Vocos: https://drive.google.com/file/d/1GTZaNlukv0jkNStPJ644oD1s2RJ2GEZW/view?usp=sharing HiFTNet: https://drive.google.com/file/d/1Phu9Z3Q55L08uWd3RKw9q3rVT3DrczWe/view?usp=sharing BigVGAN (not base): https://drive.google.com/file/d/1r-qYcRqk7Qt90Ik55msVlwKhyjcsL787/view?usp=sharing
I will leave this issue open if someone is interested in comparing it to Vocos. Probably for singing synthesis, someone can combine these two together to make a fast high-quality singing vocoder. I developed this vocoder primarily for singing voice conversion with SLMGAN but there's no singing data to actually compare so I just compared on LJSpeech and LibriTTS instead.
Thank you for your quick reply! This is a great comparison. I can definitely see your work being better for singing synthesis, considering it uses NSF. I'm looking forward to an eventual fast HQ singing vocoder!
I think it’s a good idea. I’ll try to combine these two and test its performance against vocos and see if it’s better but with significant speed improvements. If it works well I’ll add it to the paper later.
I have tried to incorporate hn-NSF to vocos but the quality is worse than without it. I think it could be related to how the source should be fed into the model (like STFT before feeding it).
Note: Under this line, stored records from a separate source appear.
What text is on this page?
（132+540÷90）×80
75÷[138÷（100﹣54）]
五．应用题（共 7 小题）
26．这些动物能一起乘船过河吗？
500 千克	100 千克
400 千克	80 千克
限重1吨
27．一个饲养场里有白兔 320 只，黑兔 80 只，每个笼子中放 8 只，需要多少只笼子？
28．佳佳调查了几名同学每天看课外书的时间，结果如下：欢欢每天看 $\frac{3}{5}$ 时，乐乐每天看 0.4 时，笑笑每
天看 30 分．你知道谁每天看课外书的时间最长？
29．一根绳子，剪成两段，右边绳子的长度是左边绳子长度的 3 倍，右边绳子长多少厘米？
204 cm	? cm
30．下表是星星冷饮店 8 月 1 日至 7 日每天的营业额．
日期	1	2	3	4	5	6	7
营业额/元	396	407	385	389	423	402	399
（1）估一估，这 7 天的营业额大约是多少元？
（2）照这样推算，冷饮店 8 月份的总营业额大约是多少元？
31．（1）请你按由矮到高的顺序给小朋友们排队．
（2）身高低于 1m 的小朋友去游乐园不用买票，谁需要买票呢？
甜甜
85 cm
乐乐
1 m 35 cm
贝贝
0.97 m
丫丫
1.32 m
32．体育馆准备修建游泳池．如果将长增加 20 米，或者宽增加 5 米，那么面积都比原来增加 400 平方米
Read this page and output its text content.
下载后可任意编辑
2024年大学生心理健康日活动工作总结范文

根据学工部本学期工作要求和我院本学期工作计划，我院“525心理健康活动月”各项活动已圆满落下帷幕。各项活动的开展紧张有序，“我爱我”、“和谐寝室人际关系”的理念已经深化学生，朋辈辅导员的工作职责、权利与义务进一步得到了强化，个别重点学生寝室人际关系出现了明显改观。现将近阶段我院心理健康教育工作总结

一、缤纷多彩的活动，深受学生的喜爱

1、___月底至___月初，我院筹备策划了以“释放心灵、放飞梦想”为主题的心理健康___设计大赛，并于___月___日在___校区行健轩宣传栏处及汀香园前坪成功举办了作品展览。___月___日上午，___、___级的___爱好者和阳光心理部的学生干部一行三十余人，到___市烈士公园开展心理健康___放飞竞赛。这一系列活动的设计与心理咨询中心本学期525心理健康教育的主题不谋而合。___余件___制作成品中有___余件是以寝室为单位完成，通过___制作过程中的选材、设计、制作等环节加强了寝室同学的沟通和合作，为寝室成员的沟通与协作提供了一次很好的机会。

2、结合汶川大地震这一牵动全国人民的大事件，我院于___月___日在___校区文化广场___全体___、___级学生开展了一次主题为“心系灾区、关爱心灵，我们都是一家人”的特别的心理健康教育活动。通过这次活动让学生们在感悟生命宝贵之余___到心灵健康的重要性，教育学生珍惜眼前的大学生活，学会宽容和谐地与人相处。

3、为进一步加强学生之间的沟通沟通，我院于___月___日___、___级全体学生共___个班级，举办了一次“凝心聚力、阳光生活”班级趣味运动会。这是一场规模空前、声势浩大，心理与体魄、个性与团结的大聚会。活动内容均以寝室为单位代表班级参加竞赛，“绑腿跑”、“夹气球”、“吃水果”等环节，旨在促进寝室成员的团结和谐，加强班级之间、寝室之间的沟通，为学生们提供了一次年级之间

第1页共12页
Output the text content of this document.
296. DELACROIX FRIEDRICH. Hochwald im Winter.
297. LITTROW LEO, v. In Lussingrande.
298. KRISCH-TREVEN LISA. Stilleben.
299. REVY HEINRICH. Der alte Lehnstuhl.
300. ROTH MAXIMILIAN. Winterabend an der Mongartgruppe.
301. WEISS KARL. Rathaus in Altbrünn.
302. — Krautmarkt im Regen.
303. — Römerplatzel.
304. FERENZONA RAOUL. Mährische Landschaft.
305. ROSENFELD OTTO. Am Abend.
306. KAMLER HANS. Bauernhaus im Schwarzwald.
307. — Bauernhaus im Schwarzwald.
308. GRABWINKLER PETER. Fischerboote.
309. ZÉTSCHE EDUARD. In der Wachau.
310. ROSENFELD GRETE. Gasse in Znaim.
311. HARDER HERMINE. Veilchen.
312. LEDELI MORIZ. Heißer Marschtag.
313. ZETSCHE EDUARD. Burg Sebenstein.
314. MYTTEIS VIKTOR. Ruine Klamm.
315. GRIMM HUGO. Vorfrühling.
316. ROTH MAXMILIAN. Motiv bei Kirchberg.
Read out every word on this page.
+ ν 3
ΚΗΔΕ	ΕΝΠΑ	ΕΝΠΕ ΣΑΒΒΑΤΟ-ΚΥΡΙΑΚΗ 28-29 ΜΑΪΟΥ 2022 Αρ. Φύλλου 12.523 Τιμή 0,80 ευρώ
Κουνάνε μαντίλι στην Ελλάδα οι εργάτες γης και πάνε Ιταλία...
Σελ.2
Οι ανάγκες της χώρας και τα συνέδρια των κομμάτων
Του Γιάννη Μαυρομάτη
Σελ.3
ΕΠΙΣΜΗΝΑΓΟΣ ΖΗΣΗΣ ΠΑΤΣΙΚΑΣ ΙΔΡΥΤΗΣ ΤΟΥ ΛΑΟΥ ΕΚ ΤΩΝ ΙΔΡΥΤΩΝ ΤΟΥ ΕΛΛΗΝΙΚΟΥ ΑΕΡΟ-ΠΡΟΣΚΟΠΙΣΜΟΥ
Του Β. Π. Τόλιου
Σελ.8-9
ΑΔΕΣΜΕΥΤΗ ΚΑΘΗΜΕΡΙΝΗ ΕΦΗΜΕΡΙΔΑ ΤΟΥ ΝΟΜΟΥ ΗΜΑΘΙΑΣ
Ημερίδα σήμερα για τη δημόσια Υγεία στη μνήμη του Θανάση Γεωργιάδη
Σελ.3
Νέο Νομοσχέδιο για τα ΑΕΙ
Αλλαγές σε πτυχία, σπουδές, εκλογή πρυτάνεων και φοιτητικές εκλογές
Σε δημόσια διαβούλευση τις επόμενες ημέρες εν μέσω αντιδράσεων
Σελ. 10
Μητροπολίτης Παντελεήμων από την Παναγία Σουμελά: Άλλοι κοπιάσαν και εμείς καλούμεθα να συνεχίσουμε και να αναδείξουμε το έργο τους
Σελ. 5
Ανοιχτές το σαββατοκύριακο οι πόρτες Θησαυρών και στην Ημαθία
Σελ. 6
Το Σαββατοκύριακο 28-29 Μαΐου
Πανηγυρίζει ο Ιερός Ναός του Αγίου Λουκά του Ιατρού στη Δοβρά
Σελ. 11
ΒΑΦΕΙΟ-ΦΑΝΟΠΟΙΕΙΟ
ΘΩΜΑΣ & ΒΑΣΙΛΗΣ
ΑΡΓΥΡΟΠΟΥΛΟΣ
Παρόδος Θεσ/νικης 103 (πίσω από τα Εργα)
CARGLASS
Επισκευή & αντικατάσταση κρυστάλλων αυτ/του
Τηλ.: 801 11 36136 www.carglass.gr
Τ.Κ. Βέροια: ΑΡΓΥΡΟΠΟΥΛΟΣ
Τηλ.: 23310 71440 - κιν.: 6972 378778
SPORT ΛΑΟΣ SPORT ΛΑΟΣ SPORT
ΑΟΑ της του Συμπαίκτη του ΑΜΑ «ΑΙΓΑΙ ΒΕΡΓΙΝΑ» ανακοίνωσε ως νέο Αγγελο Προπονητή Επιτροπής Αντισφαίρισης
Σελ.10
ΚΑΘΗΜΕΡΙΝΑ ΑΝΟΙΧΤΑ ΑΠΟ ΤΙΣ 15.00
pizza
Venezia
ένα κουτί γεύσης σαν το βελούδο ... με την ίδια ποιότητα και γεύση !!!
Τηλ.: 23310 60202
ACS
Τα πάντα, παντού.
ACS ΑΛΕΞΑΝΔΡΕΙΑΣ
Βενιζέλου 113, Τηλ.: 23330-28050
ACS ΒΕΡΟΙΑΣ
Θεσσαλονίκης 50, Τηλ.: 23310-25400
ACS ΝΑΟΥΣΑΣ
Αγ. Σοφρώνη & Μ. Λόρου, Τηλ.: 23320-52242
It doesn't seem a trivial task so more experiments are needed. If anyone else has time please take a look at it.
I think one big advantage of HiFTNet is it works well for singing synthesis while Vocos lags behind because it does not have the hn-NSF.
The 22kHz of the pretrained HiFTNet models are a bit low for my purpose. I think 32kHz is what I would need. Vocos also only supports 24kHz. Would you recommend retraining with different parameters or using some kind of upsampling model at the end? Speed is not so important in my case.
@TechInterMezzo If speed is not a concern, I would recommend you just train an NSF-BigVGAN with the current setup (i.e., a pre-trained F0 network to extract F0). Basically you add NSF to BigVGAN with F0 extracted using a pre-trained F0 network on mel-spectrograms.
Hi, what vocoder do you think has the best quality for 44100hz wave output? thank you!
Hi! I wanted to know if you know about Vocos and if you compared to it since it uses similar principles and has similar results.